Mobile devices contain large amounts of personal data
London taxi passengers have left more than 60,000 hand-held devices in the back of black cabs during the past six months, a survey has found.
Some 55,843 mobile phones and 6,193 other devices, such as laptops, were forgotten, Credant Technologies found.
The data protection company, which surveyed 300 taxi drivers, warned users to password-protect equipment amid rising fears of identity theft.
Fraud experts said such devices could give criminals crucial data.
New devices - including mobiles, MP3 players and memory sticks - have the capacity to store tens of thousands of documents or pictures and millions of contacts and emails, making them a target for identity theft criminals and hackers.
A survey by credit reference agency Equifax in April suggested 16% of its customers put PIN numbers on their mobile devices while 24% recorded birthday dates.
Credant Technologies said losing such personal information could be "disastrous" for individuals as well as companies, and advised users to encrypt or password-protect equipment.
Chief marketing officer Michael Callahan said: "If it gets into the wrong hands of a criminal, hacker or opportunist, losing your mobile device can have serious implications, so our advice is always encrypt it and password protect it to stop it ever being accessed by anyone other than yourself."
The survey's findings follow a number of high profile data-loss scandals, which have highlighted the risk of identity theft.
Earlier this month, the government confirmed a computer hard drive holding details of up to 5,000 justice system employees had been lost last year and in August a private consulting firm lost a memory stick containing the details of tens of thousands of prisoners.
In addition, in November last year, HM Revenue and Customs lost two computer discs containing the entire child benefit records, including the personal details of 25 million people.
Neil Munroe, external affairs director of Equifax, one of the partners in National Identity Fraud Prevention Week, said people were now losing more than just phone numbers when they misplaced devices.
"People now have PINs, passwords and email addresses on them," he said. "This gives fraudsters a good start to begin phishing."
While most people now recognised the importance of securing their laptops, many did not do the same for their mobile phones or other hand-held equipment, he said.
All should be password-protected and users should avoid storing key personal information on them, he warned.
"The moral of the story is don't put it on there if you don't have to."
Chris Mayers, chief security architect at applications delivery firm Citrix, said businesses needed to think more carefully about what sensitive data employees were carrying around outside the office and what they should be be doing to keep it safe.
"In many cases that data doesn't even need to travel.

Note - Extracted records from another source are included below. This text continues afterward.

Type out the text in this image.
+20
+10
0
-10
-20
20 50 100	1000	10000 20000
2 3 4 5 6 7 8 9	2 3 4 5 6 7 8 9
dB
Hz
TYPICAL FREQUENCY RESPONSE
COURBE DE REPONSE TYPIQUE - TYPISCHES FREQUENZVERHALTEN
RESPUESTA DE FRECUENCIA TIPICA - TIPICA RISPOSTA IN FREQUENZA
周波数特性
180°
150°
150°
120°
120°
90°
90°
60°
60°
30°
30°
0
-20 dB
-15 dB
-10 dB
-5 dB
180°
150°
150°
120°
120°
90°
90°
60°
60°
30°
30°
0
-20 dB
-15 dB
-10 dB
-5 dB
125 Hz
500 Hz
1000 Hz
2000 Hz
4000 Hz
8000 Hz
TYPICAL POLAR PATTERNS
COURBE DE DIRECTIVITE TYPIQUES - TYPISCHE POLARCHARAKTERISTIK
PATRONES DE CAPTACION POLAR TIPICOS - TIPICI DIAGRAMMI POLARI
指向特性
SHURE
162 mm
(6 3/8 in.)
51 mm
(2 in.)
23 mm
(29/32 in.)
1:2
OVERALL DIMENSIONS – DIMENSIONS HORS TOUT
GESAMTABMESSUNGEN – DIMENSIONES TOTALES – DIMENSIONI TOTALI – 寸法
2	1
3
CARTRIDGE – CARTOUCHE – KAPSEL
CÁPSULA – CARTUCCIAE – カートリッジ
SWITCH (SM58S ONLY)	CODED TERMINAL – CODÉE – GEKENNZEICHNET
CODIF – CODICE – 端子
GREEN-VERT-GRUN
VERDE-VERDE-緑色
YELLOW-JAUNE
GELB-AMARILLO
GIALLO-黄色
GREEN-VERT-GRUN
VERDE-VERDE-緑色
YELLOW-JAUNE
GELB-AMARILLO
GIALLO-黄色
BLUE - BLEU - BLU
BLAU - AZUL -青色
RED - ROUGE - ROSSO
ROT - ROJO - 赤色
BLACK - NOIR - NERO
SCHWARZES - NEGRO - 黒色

Laptops don't need to contain sensitive data," he said.
"Print-outs don't need to be ferried from pillar to post, yet it seems too many people regard sensitive data with the same careless regard they have for their umbrella."
The Credant Technologies survey also suggested the back of a cab was not such a bad place to lose a mobile device, with 80% of London taxi drivers surveyed claiming the owners were reunited with it once found.
The research also found drivers discovered other strange objects in the back of their cabs, including a sawn-off shotgun, 12 dead pheasants, two dogs, toilet seats, a casket of funeral ashes and £2,700 in cash.